High inflow by FIIs could create problems for the economy: RBI

"A potentially worrying feature of capital flows to India has been the dominance of portfolio flows which are prone to sudden stops and reversals," the RBI said in a report on assessment of the health of financial sector.

The second financial stability report by the central bank also warned that "at present, stressed liquidity conditions warrant caution and a watchful management in the coming months".

During April-October 2010-11, Foreign Institutional Investor (FII) inflows increased sharply to USD 27.5 billion, compared to 18.4 billion a year ago. FII, also called portfolio investment, go largely into stock and debt markets.

With both financial and real sectors still under stress in advanced economies, the report said, "India will have to guard against vulnerabilities arising from risks to global growth and financial stability."

It said that the other soft spots in the financial sector include widening current account deficit, deteriorating external sector ratios and tight liquidity position, in addition to inflationary pressures.

The report also said that recent concerns regarding microfinance institutions (MFIs) warrant closer examination.

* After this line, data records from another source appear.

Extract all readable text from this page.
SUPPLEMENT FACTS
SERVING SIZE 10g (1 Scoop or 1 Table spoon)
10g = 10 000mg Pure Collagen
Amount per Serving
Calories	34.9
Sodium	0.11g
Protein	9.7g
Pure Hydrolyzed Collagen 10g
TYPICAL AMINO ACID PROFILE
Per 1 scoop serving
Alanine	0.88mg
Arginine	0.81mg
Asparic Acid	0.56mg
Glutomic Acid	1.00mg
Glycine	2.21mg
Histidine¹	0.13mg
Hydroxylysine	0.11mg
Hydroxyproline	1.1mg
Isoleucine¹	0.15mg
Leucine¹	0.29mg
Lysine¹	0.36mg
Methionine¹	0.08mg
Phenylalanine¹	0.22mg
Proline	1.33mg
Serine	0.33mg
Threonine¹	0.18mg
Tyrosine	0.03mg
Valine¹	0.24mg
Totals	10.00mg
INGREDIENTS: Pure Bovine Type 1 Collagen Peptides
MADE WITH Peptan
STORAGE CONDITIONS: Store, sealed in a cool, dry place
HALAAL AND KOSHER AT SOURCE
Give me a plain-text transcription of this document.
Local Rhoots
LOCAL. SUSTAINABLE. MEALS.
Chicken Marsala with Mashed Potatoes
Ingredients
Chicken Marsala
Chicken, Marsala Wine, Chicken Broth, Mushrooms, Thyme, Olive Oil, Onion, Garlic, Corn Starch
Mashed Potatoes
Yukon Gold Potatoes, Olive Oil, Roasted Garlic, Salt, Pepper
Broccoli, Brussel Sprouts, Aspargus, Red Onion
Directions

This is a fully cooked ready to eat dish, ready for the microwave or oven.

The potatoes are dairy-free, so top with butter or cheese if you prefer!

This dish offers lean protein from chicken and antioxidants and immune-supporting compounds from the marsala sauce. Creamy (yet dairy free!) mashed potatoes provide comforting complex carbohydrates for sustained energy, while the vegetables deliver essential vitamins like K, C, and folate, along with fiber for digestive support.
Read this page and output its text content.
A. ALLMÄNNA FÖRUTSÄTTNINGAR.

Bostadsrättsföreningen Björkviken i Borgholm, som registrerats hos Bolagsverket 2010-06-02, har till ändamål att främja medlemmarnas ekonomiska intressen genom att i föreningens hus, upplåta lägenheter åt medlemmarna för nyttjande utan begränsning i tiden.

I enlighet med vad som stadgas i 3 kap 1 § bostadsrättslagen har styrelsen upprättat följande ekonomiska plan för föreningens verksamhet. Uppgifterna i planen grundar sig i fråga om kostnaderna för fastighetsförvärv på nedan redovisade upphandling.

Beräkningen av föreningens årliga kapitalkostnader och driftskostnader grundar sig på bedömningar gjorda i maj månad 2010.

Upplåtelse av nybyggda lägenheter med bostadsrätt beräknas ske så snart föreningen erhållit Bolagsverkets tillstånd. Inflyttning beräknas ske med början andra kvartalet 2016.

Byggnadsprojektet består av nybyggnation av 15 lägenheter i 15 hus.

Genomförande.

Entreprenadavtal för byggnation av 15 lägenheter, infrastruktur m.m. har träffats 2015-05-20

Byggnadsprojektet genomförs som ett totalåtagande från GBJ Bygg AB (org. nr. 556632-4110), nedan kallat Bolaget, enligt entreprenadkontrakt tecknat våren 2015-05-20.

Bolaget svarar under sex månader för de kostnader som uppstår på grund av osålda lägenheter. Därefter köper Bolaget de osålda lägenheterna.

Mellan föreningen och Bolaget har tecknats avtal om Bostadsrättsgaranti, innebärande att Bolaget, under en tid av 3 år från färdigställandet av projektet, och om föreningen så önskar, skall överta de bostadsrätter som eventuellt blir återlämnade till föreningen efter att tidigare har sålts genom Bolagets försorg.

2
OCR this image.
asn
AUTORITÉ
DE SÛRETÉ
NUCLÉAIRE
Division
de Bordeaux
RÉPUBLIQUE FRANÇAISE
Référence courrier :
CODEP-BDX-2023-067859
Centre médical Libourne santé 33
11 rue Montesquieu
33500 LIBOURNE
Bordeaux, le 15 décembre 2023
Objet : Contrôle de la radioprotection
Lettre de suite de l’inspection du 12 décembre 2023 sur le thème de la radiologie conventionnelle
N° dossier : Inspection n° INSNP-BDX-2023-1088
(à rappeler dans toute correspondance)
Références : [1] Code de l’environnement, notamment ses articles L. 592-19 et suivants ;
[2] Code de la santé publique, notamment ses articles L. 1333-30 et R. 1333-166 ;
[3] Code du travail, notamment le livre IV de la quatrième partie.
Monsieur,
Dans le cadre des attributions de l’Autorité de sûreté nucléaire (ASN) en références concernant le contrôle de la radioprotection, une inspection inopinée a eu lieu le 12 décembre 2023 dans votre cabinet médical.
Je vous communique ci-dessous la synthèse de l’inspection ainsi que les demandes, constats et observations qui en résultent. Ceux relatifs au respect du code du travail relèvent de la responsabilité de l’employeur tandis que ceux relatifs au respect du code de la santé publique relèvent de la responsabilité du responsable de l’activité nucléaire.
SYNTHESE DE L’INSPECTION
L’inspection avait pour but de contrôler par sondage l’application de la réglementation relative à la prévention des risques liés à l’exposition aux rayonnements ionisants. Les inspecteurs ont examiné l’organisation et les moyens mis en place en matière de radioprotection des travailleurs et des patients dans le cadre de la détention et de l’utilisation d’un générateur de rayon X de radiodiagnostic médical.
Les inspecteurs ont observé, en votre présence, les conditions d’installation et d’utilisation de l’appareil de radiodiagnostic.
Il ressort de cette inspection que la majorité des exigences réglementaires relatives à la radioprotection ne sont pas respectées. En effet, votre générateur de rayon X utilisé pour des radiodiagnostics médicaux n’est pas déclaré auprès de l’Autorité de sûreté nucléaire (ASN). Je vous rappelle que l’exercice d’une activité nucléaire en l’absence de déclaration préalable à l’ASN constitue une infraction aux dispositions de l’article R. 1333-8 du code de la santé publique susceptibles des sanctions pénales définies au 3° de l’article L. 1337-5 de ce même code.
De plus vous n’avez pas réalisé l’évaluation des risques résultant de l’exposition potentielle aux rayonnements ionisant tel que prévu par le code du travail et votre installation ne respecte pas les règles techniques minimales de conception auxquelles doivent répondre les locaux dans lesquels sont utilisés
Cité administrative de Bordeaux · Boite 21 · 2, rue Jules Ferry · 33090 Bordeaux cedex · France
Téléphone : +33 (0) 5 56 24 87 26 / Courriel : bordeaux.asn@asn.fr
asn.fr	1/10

"The current account deficit is widening while capital flows continue to be dominated by volatile components. External sector ratios have deteriorated, fiscal conditions are still under pressure and inflationary pressures persist," it said.

Liquidity conditions tightened beyond the RBI's comfort level and some policy measures have recently been taken to alleviate the stress. Earlier this month, RBI announced measures to pump in Rs 48,000 crore. It will purchase sovereign securities worth Rs 48,000 crore within a month, a move that is expected to ease the situation of cash-strapped system.

RBI also cut Statutory Liquidity Ratio (SLR), which is a requirement for banks to keep portion of their deposits in government securities, cash and gold, by one percentage point to 24 per cent from 25 per cent.

Referring to the non-performing assets of the banks, the report said, asset quality of banks and their asset-liability management position continue to warrant monitoring. It said, "Regulatory gaps in the non-banking financial sector will need to be plugged. A robust macro prudential framework for identification of systemic risks will need to be set up."